Sunday, December 26, 2010

Visa, MasterCard and PayPal announced in the past few weeks that they would not process any transaction intended

This is troubling information...after seeing everything the big bank's have done and got away with. Do they have any rules or regulations they have to follow except the one's they make up, and are to damn complicated for most people to understand. I don't remember hearing anything about the bank's or credit card companies having issue's or concerns with the information WikiLeaks was putting out there before their names popped-up. Please, point me to the stories if I'm wrong. The information Wikileaks has been privy too and releasing to the public has been troubling and damning because it's been documented and honest. Now for the banks and credit card company's to cut off payment's intended for Wikileaks just after Assange said he would release information documenting corruption in the financial industry, probably has these guys wetting their pant's. Or maybe not, they seem to get away with everything...right? We all know they're corrupt, that ain't no secret. They were going belly up not even a couple years ago and look at the bonus's they have paid out this year. How does that happen? The government know's they're corrupt, but they don't do anything because they line their coffers and keep their war chests bulging. But they'll try to convince us's the same game. If Wikileaks really has some damning news, I hope it's something we can use to fix the widening gap between the rich and the poor, between Wall Street and Main Street.

Amplify’d from

Visa, MasterCard and PayPal announced in the past few weeks that they would not process any transaction intended for WikiLeaks. Earlier this month, Bank of America decided to join the group, arguing that WikiLeaks may be doing things that are “inconsistent with our internal policies for processing payments.”

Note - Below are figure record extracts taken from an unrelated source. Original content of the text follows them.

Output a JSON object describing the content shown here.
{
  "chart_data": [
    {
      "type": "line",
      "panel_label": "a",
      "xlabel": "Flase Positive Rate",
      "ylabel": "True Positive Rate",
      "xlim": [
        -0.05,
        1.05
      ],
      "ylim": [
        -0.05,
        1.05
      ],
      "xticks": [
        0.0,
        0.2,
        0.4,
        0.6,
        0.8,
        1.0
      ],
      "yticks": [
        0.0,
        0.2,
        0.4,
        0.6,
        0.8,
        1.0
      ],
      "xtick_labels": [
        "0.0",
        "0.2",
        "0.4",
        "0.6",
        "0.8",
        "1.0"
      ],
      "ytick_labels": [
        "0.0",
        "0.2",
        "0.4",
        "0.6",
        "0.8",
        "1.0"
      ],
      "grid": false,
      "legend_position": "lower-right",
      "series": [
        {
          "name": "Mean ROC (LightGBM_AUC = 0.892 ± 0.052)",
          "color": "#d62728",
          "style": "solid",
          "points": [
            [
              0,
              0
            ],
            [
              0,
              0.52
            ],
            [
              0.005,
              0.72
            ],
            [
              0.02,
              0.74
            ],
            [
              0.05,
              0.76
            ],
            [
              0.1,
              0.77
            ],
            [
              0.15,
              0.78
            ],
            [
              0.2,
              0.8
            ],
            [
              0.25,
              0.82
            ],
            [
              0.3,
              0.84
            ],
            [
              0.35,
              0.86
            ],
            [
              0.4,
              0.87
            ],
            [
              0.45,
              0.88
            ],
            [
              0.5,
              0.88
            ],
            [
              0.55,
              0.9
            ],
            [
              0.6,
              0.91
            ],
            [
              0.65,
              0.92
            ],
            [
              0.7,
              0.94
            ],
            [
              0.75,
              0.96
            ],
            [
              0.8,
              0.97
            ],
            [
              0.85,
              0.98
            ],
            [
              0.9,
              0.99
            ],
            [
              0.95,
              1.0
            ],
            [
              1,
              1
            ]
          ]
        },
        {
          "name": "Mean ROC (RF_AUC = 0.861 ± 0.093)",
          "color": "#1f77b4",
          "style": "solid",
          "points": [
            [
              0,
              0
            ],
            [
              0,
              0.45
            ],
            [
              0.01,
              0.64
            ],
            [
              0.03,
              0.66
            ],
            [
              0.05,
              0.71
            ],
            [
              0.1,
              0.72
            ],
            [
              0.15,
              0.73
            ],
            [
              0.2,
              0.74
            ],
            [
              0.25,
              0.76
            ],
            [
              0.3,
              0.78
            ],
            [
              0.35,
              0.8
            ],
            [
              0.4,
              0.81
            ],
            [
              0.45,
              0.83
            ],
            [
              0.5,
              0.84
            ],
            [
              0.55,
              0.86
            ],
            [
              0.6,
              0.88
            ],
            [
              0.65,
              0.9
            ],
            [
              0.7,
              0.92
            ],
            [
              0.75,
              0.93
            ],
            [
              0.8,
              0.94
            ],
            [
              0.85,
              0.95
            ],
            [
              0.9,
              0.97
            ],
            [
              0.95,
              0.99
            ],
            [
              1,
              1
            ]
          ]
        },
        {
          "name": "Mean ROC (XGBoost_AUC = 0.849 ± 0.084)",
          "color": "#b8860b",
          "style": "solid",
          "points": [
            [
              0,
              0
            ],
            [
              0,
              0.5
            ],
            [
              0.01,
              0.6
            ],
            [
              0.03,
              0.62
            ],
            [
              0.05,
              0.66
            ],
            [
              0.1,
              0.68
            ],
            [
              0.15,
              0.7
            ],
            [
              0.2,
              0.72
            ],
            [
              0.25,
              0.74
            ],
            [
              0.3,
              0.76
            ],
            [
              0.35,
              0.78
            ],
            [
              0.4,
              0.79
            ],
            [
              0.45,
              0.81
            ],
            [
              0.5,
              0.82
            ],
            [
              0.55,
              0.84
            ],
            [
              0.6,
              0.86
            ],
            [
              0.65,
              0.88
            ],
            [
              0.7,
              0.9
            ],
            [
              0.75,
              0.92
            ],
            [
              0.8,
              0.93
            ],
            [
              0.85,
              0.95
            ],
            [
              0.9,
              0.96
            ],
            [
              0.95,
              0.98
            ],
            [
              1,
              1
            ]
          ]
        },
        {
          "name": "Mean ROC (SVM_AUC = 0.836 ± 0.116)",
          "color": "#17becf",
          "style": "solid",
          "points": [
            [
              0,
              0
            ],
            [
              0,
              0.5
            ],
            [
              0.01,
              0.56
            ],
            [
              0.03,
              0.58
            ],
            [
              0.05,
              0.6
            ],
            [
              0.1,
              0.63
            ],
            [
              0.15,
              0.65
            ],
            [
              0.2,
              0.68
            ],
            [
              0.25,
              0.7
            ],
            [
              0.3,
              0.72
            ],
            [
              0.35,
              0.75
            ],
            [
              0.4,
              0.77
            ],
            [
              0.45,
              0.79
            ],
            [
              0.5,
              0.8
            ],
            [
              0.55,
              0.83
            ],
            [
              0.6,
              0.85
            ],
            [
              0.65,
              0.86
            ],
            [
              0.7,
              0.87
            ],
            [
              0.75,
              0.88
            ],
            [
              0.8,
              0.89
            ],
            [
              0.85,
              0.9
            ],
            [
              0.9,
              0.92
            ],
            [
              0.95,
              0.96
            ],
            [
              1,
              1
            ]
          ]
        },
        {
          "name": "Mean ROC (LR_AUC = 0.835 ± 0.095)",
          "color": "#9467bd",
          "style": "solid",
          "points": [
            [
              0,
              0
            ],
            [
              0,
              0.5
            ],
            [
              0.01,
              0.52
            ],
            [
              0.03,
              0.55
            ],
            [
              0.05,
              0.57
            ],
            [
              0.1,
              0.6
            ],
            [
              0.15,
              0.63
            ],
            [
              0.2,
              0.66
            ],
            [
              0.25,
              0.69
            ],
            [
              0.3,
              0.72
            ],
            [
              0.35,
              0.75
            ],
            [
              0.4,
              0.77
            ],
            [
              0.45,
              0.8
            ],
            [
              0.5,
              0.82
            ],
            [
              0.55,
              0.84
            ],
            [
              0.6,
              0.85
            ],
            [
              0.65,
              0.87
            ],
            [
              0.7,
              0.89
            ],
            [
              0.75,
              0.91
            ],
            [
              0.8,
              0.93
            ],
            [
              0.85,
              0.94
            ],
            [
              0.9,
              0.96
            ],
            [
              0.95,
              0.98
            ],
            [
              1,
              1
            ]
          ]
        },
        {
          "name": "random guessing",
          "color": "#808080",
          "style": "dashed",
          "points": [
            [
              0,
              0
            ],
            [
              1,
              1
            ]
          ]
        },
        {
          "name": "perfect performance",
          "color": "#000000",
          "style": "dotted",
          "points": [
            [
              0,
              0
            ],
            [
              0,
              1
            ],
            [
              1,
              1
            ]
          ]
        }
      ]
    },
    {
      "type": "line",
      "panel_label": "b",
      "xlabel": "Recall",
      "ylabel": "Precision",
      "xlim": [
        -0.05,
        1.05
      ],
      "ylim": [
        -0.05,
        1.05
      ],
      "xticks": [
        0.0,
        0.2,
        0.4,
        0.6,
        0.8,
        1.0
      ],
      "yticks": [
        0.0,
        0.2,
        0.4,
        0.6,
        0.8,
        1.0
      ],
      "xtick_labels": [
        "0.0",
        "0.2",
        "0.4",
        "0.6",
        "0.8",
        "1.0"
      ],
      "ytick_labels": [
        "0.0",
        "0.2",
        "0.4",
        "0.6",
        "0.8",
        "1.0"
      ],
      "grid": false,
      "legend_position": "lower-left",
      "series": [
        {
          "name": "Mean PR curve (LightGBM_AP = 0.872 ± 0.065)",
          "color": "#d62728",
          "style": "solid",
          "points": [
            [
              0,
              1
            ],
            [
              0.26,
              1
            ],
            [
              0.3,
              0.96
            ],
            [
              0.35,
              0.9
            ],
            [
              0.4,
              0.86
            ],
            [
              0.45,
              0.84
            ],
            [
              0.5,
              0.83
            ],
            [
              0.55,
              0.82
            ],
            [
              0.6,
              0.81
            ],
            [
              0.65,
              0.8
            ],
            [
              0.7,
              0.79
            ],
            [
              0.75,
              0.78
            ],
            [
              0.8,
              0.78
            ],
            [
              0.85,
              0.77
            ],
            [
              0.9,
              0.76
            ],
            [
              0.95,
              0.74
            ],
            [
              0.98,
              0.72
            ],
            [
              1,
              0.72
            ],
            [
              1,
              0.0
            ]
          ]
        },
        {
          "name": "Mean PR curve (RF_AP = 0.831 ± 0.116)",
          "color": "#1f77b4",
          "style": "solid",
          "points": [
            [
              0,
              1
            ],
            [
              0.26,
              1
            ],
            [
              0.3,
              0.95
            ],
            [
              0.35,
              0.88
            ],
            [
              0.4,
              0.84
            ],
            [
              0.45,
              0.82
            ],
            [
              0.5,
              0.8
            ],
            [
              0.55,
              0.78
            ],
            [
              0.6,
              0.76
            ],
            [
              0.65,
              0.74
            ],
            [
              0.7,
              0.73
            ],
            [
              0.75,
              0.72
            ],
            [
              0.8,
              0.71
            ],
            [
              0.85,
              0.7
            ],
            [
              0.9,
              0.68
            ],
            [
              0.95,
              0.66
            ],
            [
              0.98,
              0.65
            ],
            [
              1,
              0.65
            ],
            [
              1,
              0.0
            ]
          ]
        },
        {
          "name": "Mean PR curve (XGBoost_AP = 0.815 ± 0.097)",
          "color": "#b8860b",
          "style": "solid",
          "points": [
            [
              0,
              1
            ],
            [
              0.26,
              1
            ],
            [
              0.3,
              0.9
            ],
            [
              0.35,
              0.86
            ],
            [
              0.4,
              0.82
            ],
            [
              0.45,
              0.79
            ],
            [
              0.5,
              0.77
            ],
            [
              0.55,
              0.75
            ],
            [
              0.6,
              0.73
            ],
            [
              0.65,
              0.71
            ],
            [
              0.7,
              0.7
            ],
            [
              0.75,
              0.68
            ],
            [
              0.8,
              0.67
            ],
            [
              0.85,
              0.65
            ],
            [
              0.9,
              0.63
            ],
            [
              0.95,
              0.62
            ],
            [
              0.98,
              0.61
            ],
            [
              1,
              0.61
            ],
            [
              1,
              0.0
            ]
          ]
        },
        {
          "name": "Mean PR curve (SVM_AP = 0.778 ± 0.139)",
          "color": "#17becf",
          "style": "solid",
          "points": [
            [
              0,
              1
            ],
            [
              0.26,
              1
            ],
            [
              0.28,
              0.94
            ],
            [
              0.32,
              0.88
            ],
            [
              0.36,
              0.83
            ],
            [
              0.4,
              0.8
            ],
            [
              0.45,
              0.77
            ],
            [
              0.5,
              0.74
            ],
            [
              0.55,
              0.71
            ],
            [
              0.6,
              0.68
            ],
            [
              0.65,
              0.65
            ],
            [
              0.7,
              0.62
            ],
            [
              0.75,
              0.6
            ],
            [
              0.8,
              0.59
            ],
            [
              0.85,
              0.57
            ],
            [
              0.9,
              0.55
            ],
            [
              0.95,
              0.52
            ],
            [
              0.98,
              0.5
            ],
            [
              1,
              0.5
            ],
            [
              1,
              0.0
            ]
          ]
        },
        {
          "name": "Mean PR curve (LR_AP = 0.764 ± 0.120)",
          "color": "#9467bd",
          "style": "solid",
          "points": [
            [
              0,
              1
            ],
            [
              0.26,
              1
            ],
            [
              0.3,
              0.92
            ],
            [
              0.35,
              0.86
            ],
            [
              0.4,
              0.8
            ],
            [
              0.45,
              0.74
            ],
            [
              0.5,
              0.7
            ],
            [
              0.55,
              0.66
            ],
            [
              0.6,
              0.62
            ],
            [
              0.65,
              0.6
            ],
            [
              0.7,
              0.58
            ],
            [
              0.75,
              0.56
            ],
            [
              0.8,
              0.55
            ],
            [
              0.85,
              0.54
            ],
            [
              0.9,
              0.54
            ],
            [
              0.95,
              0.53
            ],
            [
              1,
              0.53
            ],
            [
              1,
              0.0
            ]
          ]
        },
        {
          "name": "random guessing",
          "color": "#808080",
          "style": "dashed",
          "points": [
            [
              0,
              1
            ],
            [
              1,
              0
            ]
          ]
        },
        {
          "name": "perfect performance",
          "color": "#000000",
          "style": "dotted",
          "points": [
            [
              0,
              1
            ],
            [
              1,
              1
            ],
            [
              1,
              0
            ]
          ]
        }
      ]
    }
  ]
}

But a bank’s ability to block payments to a legal entity raises a troubling prospect. A handful of big banks could potentially bar any organization they disliked from the payments system, essentially cutting them off from the world economy.

Our concern is not specifically about payments to WikiLeaks. This isn’t the first time a bank shunned a business on similar risk-management grounds. Banks in Colorado, for instance, have refused to open bank accounts for legal dispensaries of medical marijuana.

Still, there are troubling questions. The decisions to bar the organization came after its founder, Julian Assange, said that next year it will release data revealing corruption in the financial industry. In 2009, Mr. Assange said that WikiLeaks had the hard drive of a Bank of America executive.